Ana Joaquina dos Santos y Silva was Born in Luanda around 1788, to a Portuguese father Joaquim de Santa Ana Nobre dos Santos and an Afro-Portuguese mother Dona Tereza de Jesus. She was literate so she enjoyed a position and great prestige in the Angolan society in the mid-19th century.
Ana Joaquina dos Santos y Silva was a member of the privileged Afro-Portuguese class who had a leading position within the business community of Portuguese Luanda, where white Europeans consisted of a mere thousand people at the time.
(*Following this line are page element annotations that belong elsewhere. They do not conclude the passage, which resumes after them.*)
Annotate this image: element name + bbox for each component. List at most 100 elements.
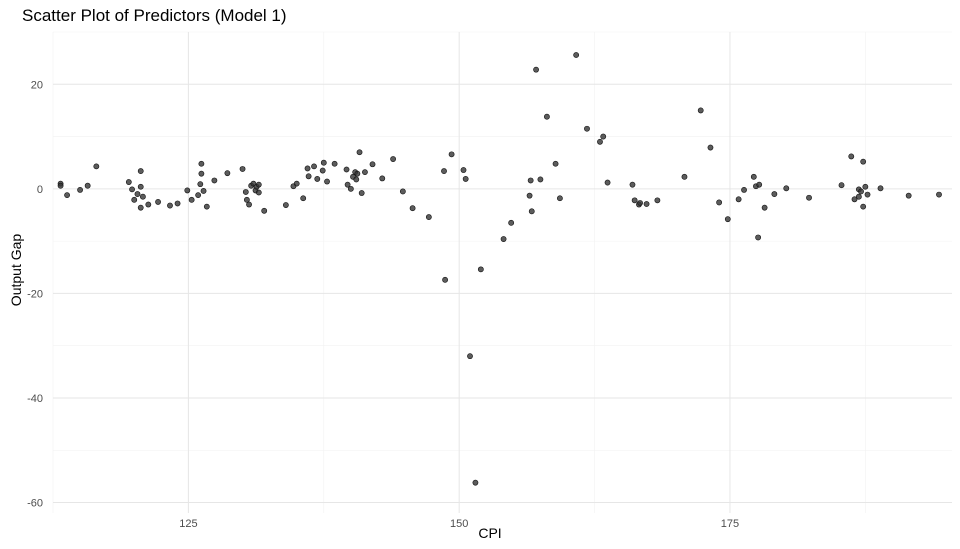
x-axis-label: CPI bbox=[478, 525, 502, 541]
data-point bbox=[716, 199, 723, 206]
data-point bbox=[467, 353, 473, 360]
data-point bbox=[242, 189, 249, 195]
data-point bbox=[282, 202, 289, 208]
data-point bbox=[64, 192, 70, 199]
x-tick-label: 150 bbox=[450, 518, 468, 530]
data-point bbox=[390, 156, 397, 162]
data-point bbox=[198, 170, 205, 177]
data-point bbox=[197, 181, 204, 188]
data-point bbox=[654, 197, 661, 204]
data-point bbox=[697, 107, 704, 114]
data-point bbox=[129, 186, 135, 193]
data-point bbox=[353, 176, 360, 183]
data-point bbox=[448, 151, 455, 158]
data-point bbox=[477, 266, 484, 273]
data-point bbox=[356, 149, 363, 156]
data-point bbox=[224, 170, 231, 177]
data-point bbox=[319, 167, 326, 174]
data-point bbox=[537, 176, 544, 183]
data-point bbox=[755, 234, 762, 241]
data-point bbox=[314, 176, 321, 182]
data-point bbox=[344, 181, 351, 188]
data-point bbox=[379, 175, 386, 182]
data-point bbox=[188, 196, 195, 203]
data-point bbox=[681, 173, 688, 180]
y-axis-label: Output Gap bbox=[8, 233, 24, 307]
data-point bbox=[369, 161, 376, 168]
data-point bbox=[783, 185, 790, 192]
data-point bbox=[347, 185, 354, 192]
data-point bbox=[460, 167, 467, 173]
data-point bbox=[311, 163, 317, 170]
data-point bbox=[139, 193, 146, 200]
data-point bbox=[544, 113, 550, 120]
data-point bbox=[771, 191, 778, 197]
data-point bbox=[860, 203, 867, 210]
data-point bbox=[137, 183, 144, 190]
data-point bbox=[528, 208, 535, 215]
data-point bbox=[195, 192, 202, 199]
data-point bbox=[806, 194, 812, 201]
data-point bbox=[174, 200, 181, 207]
data-point bbox=[597, 138, 603, 145]
data-point bbox=[300, 195, 307, 202]
data-point bbox=[255, 189, 262, 196]
data-point bbox=[293, 180, 300, 187]
data-point bbox=[305, 173, 312, 180]
data-point bbox=[343, 166, 350, 173]
y-tick-label: -20 bbox=[27, 288, 43, 300]
data-point bbox=[552, 160, 559, 167]
data-point bbox=[255, 181, 262, 188]
data-point bbox=[864, 191, 871, 198]
data-point bbox=[573, 52, 580, 58]
data-point bbox=[57, 182, 64, 189]
data-point bbox=[838, 182, 845, 189]
data-point bbox=[724, 216, 731, 223]
data-point bbox=[862, 183, 869, 190]
data-point bbox=[203, 203, 210, 210]
data-point bbox=[261, 207, 268, 214]
data-point bbox=[848, 153, 855, 160]
data-point bbox=[707, 144, 714, 151]
data-point bbox=[741, 186, 747, 193]
data-point bbox=[858, 188, 864, 195]
data-point bbox=[905, 192, 912, 199]
data-point bbox=[735, 196, 742, 203]
data-point bbox=[137, 204, 144, 211]
data-point bbox=[643, 201, 650, 207]
data-point bbox=[243, 196, 250, 203]
data-point bbox=[761, 204, 768, 211]
data-point bbox=[441, 168, 447, 174]
data-point bbox=[584, 125, 590, 132]
data-point bbox=[184, 187, 191, 194]
data-point bbox=[77, 186, 83, 193]
data-point bbox=[557, 195, 563, 202]
data-point bbox=[239, 166, 246, 172]
data-point bbox=[472, 479, 479, 486]
data-point bbox=[399, 188, 406, 195]
data-point bbox=[134, 191, 141, 197]
data-point bbox=[629, 181, 636, 188]
data-point bbox=[198, 160, 205, 167]
data-point bbox=[320, 159, 327, 166]
data-point bbox=[500, 236, 507, 242]
data-point bbox=[631, 197, 638, 204]
data-point bbox=[211, 177, 218, 184]
data-point bbox=[145, 201, 152, 208]
data-point bbox=[93, 163, 100, 170]
y-tick-label: 0 bbox=[37, 184, 43, 196]
data-point bbox=[604, 179, 611, 186]
data-point bbox=[600, 133, 607, 140]
data-point bbox=[750, 173, 757, 180]
x-tick-label: 125 bbox=[179, 518, 197, 530]
y-tick-label: 20 bbox=[31, 79, 43, 91]
data-point bbox=[200, 188, 207, 194]
data-point bbox=[855, 193, 862, 200]
data-point bbox=[860, 158, 867, 165]
data-point bbox=[167, 202, 173, 209]
data-point bbox=[137, 168, 144, 174]
y-tick-label: -40 bbox=[27, 393, 43, 405]
data-point bbox=[508, 219, 515, 226]
data-point bbox=[637, 200, 643, 206]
Throughout her life, she married, successfully, first she married Colonel João Rodrigues, with whom she had a daughter, her second marriage was with the prosperous Portuguese businessman Joaquim Ferreira Santos Silva, with whom she shared the administration of his business and, after his death, assumed full control of his business.
She was one of the leading slave traders of the booming slave trade between Angola and the Empire of Brazil in the 1830s- and 40s. The slave trade was formally banned in 1836, but continued in practice in Angola, where the economy was dominated by it.
Dos Santos y Silva owned several plantations for sugar and coffee, and owned hundreds of slaves who worked those plantations. She also owned several slave ships that circulated from the ports of Luanda and Benguela to Baia, Recife, Rio de Janeiro, it’s believed that she also traveled as far as Uruguay and Portugal to supply the slave markets in Montevideo and Lisbon.
In 1843, she also worked with sertanejos and pombeiros in the capture of slaves in the interior, in partnership with Portuguese merchants.
When Brazil banned slave trade in 1850 and the trade in black Africans was discontinued, she had established herself as a successful banker, investor and financier of merchants, authorities and transport business.
She died around 1859 while traveling to Portugal for medical treatment. With her death, a long dispute over her inheritance began, which she left to her two grandchildren, disinheriting her daughter, D. Thereza LuÃza, who had married the brother of her enemy Augusto Garrido, without her consent. Given her skill with business and the possessions inherited from two marriages, D. Ana Joaquina remains in the memory of the population of Luanda as the most prosperous merchant of the 19th century.